Il ne l'avait jamais frappé. Pire, Orel n'avait jamais frappé personne. Le jeune caennais évitait toutes les embrouilles qu'il pouvait. Il etait pacifiste et n'en venait jamais au poings.

Puis tout de suite, la source du problème s'insinua dans son esprit et la culpabilité commença à se faire une place dans son ventre, installant calmement ses affaires, elle était prête à rester pour un certain temps cette squatteuse.

- Tu degages de chez moi.

Les sourcils de Guillaume de froncèrent. Cet appartement c'était chez eux, "chez nous". Bien que ce soit Orel qui payait, il n'avait jamais considéré leur lieu de vie comme son appartement.

- Ahah, tu veux dire de chez nous non ?

- Non. Tu degages de chez moi. Vu que visiblement tu n'as aucun scrupule à me prendre ce qui m'appartient je préfère te dégager avant de tomber encore sur une mauvaise surprise.

Tic tic. C'était la culpabilité qui faisait ses travaux dans le ventre de Gringe, qui agrandissait son habitat.

- Écoutes, avec Marion c'étai-

- NE PRONONCE PAS SON NOM.

Le plus jeune pointa un doigt haineux sur son compère afin qu'il se taise. Comment avait il osé ? Son cerveau baignait dans la haine et dans la déception l'empêchant de réfléchir correctement. Il acceptait tout de Gringe. Tout. Le fait qu'il lui avait piqué son lit, ses crises de colères inexpliquées, son manque d'implication dans la vie collective et il en passait. Mais là c'etait trop. Rien que d'y penser faisait retourner son ventre. Comment pouvait il lui faire confiance à nouveau ? Il avait plus que tout besoin de lui faire confiance. Son monde s'écroulait.

Il prit une longue inspiration, seul bruit dans le silence presque religieux de la pièce.

- Maintenant degages Guillaume.

Le barbu se contracta. Il aura préféré recevoir un deuxième coup plutôt qu'Orel l'appelle "Guillaume". Guillaume c'était froid, distant, coupait court à la discussion. Il ne l'avait jamais appelé Guillaume. Il croisa le regard d'Orel qui lui renvoya son image. Il était médiocre, décevant, faible et possessif.

Il était vrai que quand il avait vu le caennais commencer à sortir avec une fille si parfaite, mignonne, drôle, simple. Il se devait de lui trouver un défaut. De ternir son image. Elle était trop bien, prenait trop de place. Le plus jeune ne parlait que d'elle, s'en était insupportable. Gringe ne voulait pas que ça se sache, c'était juste une certaine satisfaction de savoir que la parfaite Marion était infidèle.
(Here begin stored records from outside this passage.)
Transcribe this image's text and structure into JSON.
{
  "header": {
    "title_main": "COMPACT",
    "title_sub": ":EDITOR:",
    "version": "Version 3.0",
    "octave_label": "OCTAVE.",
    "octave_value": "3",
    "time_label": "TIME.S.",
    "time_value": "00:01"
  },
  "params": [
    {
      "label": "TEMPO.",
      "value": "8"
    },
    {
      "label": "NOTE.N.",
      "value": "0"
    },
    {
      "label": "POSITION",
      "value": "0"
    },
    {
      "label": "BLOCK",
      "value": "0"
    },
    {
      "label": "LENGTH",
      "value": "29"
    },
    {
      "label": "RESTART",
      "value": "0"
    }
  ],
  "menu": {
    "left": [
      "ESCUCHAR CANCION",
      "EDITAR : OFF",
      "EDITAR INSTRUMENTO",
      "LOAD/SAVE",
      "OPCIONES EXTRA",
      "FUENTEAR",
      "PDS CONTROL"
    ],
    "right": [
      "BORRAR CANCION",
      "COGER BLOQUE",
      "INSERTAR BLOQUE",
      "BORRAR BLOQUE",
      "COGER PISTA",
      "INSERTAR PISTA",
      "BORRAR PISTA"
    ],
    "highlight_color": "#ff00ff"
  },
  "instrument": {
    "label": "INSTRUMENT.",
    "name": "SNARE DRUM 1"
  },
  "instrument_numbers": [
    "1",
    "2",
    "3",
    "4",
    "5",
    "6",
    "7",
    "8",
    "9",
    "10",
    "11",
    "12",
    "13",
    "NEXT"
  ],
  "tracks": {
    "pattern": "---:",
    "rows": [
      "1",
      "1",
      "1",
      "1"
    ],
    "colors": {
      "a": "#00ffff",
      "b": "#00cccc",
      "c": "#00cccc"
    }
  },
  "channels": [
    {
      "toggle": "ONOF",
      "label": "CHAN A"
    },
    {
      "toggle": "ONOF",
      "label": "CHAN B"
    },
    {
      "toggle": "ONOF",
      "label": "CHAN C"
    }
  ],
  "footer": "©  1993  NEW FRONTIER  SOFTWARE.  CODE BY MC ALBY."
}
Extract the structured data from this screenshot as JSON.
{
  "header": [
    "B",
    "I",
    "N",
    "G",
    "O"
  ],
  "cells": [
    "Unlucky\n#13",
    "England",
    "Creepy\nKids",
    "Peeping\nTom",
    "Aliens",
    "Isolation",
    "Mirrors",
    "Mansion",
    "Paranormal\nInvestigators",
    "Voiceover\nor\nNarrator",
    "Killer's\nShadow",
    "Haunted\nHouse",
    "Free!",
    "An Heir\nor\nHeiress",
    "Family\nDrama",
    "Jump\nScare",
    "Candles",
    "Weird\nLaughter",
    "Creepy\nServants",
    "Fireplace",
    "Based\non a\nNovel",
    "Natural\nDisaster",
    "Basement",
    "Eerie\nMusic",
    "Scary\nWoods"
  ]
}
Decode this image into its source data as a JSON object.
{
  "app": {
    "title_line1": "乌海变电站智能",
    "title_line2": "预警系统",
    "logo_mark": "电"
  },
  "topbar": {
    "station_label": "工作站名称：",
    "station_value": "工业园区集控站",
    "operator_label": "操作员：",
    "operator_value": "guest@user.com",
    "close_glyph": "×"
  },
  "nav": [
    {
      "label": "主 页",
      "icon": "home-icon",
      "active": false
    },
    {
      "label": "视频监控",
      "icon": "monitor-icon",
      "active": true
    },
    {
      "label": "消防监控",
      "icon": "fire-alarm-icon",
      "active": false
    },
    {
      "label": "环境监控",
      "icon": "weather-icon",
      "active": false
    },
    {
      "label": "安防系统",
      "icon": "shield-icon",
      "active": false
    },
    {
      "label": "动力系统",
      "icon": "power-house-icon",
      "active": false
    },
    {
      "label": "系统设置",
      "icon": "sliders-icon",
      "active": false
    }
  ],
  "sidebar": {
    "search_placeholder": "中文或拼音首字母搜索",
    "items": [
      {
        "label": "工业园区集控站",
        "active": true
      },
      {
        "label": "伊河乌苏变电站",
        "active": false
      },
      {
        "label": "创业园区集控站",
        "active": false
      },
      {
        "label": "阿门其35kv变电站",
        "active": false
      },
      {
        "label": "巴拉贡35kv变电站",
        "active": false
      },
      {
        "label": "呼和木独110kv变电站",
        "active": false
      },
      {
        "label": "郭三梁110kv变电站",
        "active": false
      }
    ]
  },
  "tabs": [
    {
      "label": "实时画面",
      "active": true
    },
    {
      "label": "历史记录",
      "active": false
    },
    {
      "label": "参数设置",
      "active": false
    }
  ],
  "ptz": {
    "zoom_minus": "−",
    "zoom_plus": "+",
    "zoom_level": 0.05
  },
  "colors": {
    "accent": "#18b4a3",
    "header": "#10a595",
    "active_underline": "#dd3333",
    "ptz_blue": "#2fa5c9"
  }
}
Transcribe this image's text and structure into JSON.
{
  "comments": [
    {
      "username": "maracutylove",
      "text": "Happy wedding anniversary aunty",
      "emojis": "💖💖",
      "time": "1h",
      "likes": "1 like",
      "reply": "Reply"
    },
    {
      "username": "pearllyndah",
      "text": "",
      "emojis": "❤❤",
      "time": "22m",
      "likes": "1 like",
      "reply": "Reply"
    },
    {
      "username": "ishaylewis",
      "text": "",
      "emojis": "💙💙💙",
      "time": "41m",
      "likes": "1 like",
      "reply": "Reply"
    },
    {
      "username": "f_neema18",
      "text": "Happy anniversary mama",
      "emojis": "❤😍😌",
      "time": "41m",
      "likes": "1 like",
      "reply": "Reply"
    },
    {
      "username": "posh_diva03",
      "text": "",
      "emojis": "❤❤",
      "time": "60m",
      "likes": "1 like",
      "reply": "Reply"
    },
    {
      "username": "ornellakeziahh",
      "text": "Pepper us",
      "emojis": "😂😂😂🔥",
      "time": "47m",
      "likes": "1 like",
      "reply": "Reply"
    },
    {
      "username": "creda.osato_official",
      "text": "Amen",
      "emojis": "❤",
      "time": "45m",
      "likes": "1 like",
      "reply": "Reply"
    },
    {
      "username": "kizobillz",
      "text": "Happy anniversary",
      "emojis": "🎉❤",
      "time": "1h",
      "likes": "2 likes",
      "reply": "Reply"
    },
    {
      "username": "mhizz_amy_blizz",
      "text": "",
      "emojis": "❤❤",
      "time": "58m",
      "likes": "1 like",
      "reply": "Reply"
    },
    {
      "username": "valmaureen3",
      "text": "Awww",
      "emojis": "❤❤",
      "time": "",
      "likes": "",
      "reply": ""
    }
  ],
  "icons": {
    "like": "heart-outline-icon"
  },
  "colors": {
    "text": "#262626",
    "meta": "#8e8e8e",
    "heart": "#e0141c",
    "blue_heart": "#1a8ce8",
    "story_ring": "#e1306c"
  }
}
Une onde de colère se diffusa dans le corps du plus vieux. C'était si injuste. Après une semaine horrible où il pensait avoir perdu Orel, il y avait enfin eu une sorte de réconciliation. Mieux, un petit moment de bonheur pur où l'on pouvait entrevoir une petite parcelle de futur agréable.

Et voilà que le caennais lui filait entre les doigts ? Les poings serrés et la tête basse, Gringe sortit de l'appartement n'ayant le temps que d'entendre Orel hurler :

- Et je vais récupérer mon lit aussi.

*

Le basané s'installa dans la voiture.

- Bah, t'as pas prit d'affaires ?

- Non. Non, l'appart' était fermé.

- Ah ok. Mais t'as été long quand même.

- Ouais le voisin est venu discuter un peu.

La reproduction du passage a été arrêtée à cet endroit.